The terms chargeback, reversal and payment dispute all refer to the same thing. It’s when a credit card company reimburses a buyer for a purchase, usually at the expense of the merchant, or vendor.
Chargebacks have long been more than a pesky problem for vendors due to the direct cost of these reversals, plus the cost of potential fees from credit card companies. Additionally, many vendors also bear the expense of either investing in payment systems with better fraud protection, or fighting chargeback initiations as they occur, which is very time consuming. Whatever the case, chargebacks are on the rise and they’re costing retailers billions each year, especially from fraud.
Globally, gross fraud losses reached $28.65 billion in 2019, up 2.9 percent from a year earlier.

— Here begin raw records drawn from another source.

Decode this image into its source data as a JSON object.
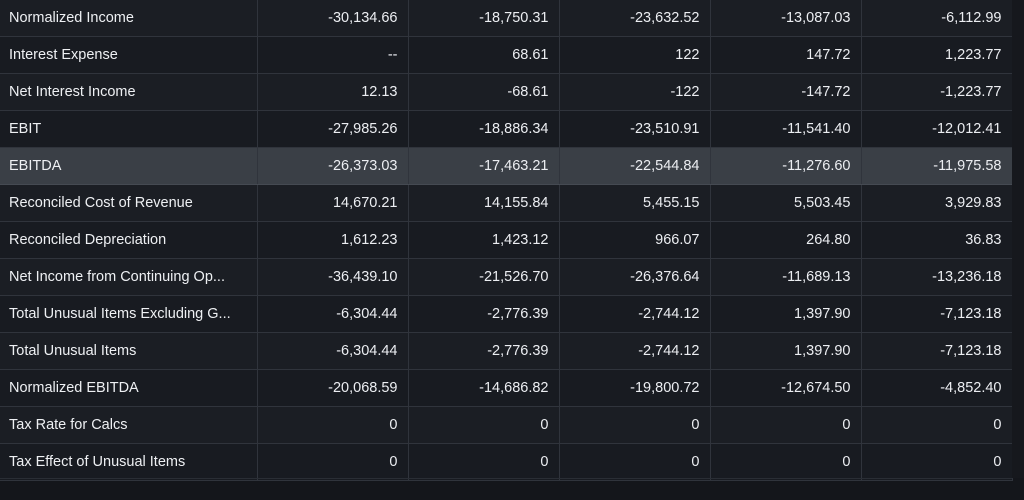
{
  "rows": [
    {
      "label": "Normalized Income",
      "values": [
        "-30,134.66",
        "-18,750.31",
        "-23,632.52",
        "-13,087.03",
        "-6,112.99"
      ]
    },
    {
      "label": "Interest Expense",
      "values": [
        "--",
        "68.61",
        "122",
        "147.72",
        "1,223.77"
      ]
    },
    {
      "label": "Net Interest Income",
      "values": [
        "12.13",
        "-68.61",
        "-122",
        "-147.72",
        "-1,223.77"
      ]
    },
    {
      "label": "EBIT",
      "values": [
        "-27,985.26",
        "-18,886.34",
        "-23,510.91",
        "-11,541.40",
        "-12,012.41"
      ]
    },
    {
      "label": "EBITDA",
      "values": [
        "-26,373.03",
        "-17,463.21",
        "-22,544.84",
        "-11,276.60",
        "-11,975.58"
      ]
    },
    {
      "label": "Reconciled Cost of Revenue",
      "values": [
        "14,670.21",
        "14,155.84",
        "5,455.15",
        "5,503.45",
        "3,929.83"
      ]
    },
    {
      "label": "Reconciled Depreciation",
      "values": [
        "1,612.23",
        "1,423.12",
        "966.07",
        "264.80",
        "36.83"
      ]
    },
    {
      "label": "Net Income from Continuing Op...",
      "values": [
        "-36,439.10",
        "-21,526.70",
        "-26,376.64",
        "-11,689.13",
        "-13,236.18"
      ]
    },
    {
      "label": "Total Unusual Items Excluding G...",
      "values": [
        "-6,304.44",
        "-2,776.39",
        "-2,744.12",
        "1,397.90",
        "-7,123.18"
      ]
    },
    {
      "label": "Total Unusual Items",
      "values": [
        "-6,304.44",
        "-2,776.39",
        "-2,744.12",
        "1,397.90",
        "-7,123.18"
      ]
    },
    {
      "label": "Normalized EBITDA",
      "values": [
        "-20,068.59",
        "-14,686.82",
        "-19,800.72",
        "-12,674.50",
        "-4,852.40"
      ]
    },
    {
      "label": "Tax Rate for Calcs",
      "values": [
        "0",
        "0",
        "0",
        "0",
        "0"
      ]
    },
    {
      "label": "Tax Effect of Unusual Items",
      "values": [
        "0",
        "0",
        "0",
        "0",
        "0"
      ]
    }
  ],
  "highlighted_row": "EBITDA"
}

They’re expected to hit $32 billion in 2021, and $35 billion in 2025, according to Nilson Report, which tracks Card Fraud losses worldwide.
So, most chargebacks are initiated due to fraud, such as a purchase made without the knowledge or permission of the cardholder.
In other cases, the cardholder initiates a claim on a purchased item, sometimes legitimately, other times less so. That’s why this type of chargeback initiation is sometimes referred to as ‘friendly fraud,’ which is when a consumer is either aware of or complicit in a transaction but report it as unauthorized. These, as well as legitimate consumer claims, are growing, and seemingly at an increasing rate due to Covid-related supply-chain disruptions.
Over the past year, shipping delays have stressed consumers, many of whom were already strapped by income losses. Their reaction has been to file more disputes against their purchases – they’d rather have the money.
Of 500 US companies surveyed, 58 percent say they believe their chargeback rates have increased since March 2020. Of these, 45 percent chalk it up to delivery delays. That’s according to fraud-prevention firm Kount, a unit of Equifax Inc.
Herein is part of the problem. While chargebacks are designed primarily to protect consumers from fraud, which they do, they also transfer the cost burden of fraud primarily to merchants. In the US, the system grew out of the Fair Credit Billing Act of 1974, which created the chargeback to address consumer fears of lost or stolen cards.
Broadly speaking, this gave banks the power to refund a cardholder, void the transaction, and withdraw the funds that were deposited into the merchant account.